(542c) A Data-Driven Approach to Determining Problem Well-Posedness | AIChE

(542c) A Data-Driven Approach to Determining Problem Well-Posedness

Authors 

Kevrekidis, I. G. - Presenter, Princeton University
Bertalan, T., Johns Hopkins University
Rebrova, E., Princeton University
Kevrekidis, G., University of Massachusetts at Amherst
In recent years, the (re)emergence of physics-informed neural networks (PINNs) [1,2] has been proposed as an alternative to direct numerical simulations (DNS) for producing solutions to differential equations (DEs). The key idea is that the easy access to derivatives of the approximant can be used to create a loss function based on the residuals of the DE at all discretization locations in the (space-)time domain. This is in addition to another important loss term--that the solution should match provided values or derivative(s) at particular supervised points--conditions analogous to traditional initial and boundary conditions for DNS. A major strength of the PINN approach is that the supervisory data need not be prescribed at the domain locations typically used for initial and boundary conditions, but can instead be opportunistically sampled throughout the domain of interest ("internal" as opposed to "boundary" conditions).

Another apparent advantage is that the variational solution of the PINN problem will return results even if the original problem is not well posed (whether due to overspecification of underspecification of constraints). However, though the method will produce an approximant at all domain locations, and a well-trained PINN will extrapolate reasonably to all locations where the DE-residual term is enforced, this does not mean that the usual issues of well-posedness, critical for DNS, are absent for PINNs. Here, we explore (for both the under-constrained and the over-constrained case) how the lack of well-posedness affects the approximant produced by the PINN training.

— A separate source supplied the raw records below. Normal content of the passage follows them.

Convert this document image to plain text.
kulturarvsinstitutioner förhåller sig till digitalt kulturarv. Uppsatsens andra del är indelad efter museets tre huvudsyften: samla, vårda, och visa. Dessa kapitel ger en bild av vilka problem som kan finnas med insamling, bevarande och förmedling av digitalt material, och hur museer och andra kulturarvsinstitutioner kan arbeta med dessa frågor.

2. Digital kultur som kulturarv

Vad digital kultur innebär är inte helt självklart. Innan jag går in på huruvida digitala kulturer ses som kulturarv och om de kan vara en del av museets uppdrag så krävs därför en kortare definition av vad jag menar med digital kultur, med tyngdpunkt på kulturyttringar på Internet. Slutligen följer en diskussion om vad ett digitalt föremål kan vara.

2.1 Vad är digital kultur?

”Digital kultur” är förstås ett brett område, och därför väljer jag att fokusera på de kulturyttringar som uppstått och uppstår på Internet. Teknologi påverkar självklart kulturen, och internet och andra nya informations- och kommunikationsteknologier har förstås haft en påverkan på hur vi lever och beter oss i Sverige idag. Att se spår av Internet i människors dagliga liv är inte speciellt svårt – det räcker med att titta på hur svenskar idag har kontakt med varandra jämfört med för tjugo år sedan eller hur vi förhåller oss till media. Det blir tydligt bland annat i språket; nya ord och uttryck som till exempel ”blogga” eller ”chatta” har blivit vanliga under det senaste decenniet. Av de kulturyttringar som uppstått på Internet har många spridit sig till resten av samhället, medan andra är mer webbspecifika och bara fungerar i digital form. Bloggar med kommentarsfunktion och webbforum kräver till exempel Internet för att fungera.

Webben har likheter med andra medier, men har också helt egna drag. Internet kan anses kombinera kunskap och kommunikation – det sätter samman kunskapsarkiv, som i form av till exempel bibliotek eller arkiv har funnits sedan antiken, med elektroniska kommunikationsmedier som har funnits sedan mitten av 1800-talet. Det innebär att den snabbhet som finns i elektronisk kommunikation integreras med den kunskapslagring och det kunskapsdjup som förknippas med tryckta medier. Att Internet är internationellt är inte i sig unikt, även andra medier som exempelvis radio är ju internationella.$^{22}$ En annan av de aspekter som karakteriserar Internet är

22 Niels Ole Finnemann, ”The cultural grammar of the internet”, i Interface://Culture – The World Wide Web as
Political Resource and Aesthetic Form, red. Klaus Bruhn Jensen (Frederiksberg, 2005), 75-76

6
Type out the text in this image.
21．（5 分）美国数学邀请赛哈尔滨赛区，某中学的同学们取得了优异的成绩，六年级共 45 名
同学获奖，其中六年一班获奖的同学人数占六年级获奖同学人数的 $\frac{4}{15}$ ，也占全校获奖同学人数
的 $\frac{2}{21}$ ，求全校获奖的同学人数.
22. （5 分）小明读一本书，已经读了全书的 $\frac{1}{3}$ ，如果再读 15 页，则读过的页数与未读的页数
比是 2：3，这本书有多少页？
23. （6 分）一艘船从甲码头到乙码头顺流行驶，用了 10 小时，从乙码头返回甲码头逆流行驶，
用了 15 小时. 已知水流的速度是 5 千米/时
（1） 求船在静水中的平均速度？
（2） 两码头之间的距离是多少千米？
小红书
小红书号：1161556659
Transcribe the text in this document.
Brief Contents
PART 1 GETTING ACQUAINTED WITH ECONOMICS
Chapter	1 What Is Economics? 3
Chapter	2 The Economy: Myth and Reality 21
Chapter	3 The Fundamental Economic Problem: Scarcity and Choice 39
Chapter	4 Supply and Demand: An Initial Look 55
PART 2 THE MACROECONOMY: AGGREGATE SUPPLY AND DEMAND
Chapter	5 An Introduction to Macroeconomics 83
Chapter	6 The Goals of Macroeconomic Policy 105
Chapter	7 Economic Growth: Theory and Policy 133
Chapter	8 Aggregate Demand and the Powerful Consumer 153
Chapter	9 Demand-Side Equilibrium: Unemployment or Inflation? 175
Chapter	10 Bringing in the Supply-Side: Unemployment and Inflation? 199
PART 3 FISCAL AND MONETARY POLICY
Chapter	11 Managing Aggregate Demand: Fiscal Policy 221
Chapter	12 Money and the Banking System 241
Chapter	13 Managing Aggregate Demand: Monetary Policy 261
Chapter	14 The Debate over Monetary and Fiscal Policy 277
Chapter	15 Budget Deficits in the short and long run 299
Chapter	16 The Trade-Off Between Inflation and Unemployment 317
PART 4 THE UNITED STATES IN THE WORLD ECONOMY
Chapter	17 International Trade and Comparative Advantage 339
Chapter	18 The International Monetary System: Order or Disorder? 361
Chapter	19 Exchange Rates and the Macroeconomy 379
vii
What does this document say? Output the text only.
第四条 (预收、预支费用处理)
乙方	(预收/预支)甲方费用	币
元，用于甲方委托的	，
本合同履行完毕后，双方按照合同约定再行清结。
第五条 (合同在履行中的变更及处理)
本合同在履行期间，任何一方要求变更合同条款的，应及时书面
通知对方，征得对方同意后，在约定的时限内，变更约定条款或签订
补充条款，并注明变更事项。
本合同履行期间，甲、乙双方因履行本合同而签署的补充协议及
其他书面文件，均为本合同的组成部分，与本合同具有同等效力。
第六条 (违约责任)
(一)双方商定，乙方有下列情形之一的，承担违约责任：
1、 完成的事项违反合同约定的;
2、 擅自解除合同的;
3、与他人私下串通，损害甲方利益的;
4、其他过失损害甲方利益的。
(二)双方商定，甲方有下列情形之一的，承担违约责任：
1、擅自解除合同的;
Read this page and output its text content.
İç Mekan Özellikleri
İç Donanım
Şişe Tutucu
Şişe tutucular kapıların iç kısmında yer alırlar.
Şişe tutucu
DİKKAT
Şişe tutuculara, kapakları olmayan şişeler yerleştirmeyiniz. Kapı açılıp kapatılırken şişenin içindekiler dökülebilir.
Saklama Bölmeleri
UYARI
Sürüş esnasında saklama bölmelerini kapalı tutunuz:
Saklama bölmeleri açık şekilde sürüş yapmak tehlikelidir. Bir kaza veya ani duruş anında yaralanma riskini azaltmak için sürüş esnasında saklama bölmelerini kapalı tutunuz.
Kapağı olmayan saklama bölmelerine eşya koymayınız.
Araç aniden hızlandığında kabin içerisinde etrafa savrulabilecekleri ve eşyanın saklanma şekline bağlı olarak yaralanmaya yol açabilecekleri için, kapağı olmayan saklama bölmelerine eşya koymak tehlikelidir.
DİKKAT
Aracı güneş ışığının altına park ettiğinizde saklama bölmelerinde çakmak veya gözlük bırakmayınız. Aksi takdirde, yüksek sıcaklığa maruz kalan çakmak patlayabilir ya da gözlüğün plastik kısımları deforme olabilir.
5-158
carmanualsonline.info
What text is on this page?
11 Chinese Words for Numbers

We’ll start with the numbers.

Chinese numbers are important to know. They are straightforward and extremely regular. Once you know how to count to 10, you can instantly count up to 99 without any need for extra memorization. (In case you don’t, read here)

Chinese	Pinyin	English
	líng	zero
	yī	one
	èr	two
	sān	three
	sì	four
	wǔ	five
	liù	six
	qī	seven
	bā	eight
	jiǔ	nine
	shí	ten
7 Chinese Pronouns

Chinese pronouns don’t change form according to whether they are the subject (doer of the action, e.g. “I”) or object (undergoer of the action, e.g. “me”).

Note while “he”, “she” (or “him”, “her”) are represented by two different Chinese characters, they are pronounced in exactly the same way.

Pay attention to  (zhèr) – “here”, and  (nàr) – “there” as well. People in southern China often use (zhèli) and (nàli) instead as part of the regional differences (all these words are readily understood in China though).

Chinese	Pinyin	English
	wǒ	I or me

In particular, we relate the richness of variational solutions to the number of prescribed characteristics in wave-type problems, and draw analogies to randomized linear algebra development.

We use this variational approach for PINNs, but also for more traditional numerical discretizations, and conclude with some recommendations on metrics for diagnosing over- and under-determinedness in PINN training.

[1]: Raissi, Maziar, Paris Perdikaris, and George E. Karniadakis. "Physics-informed neural networks: A deep learning framework for solving forward and inverse problems involving nonlinear partial differential equations." Journal of Computational Physics 378 (2019): 686-707.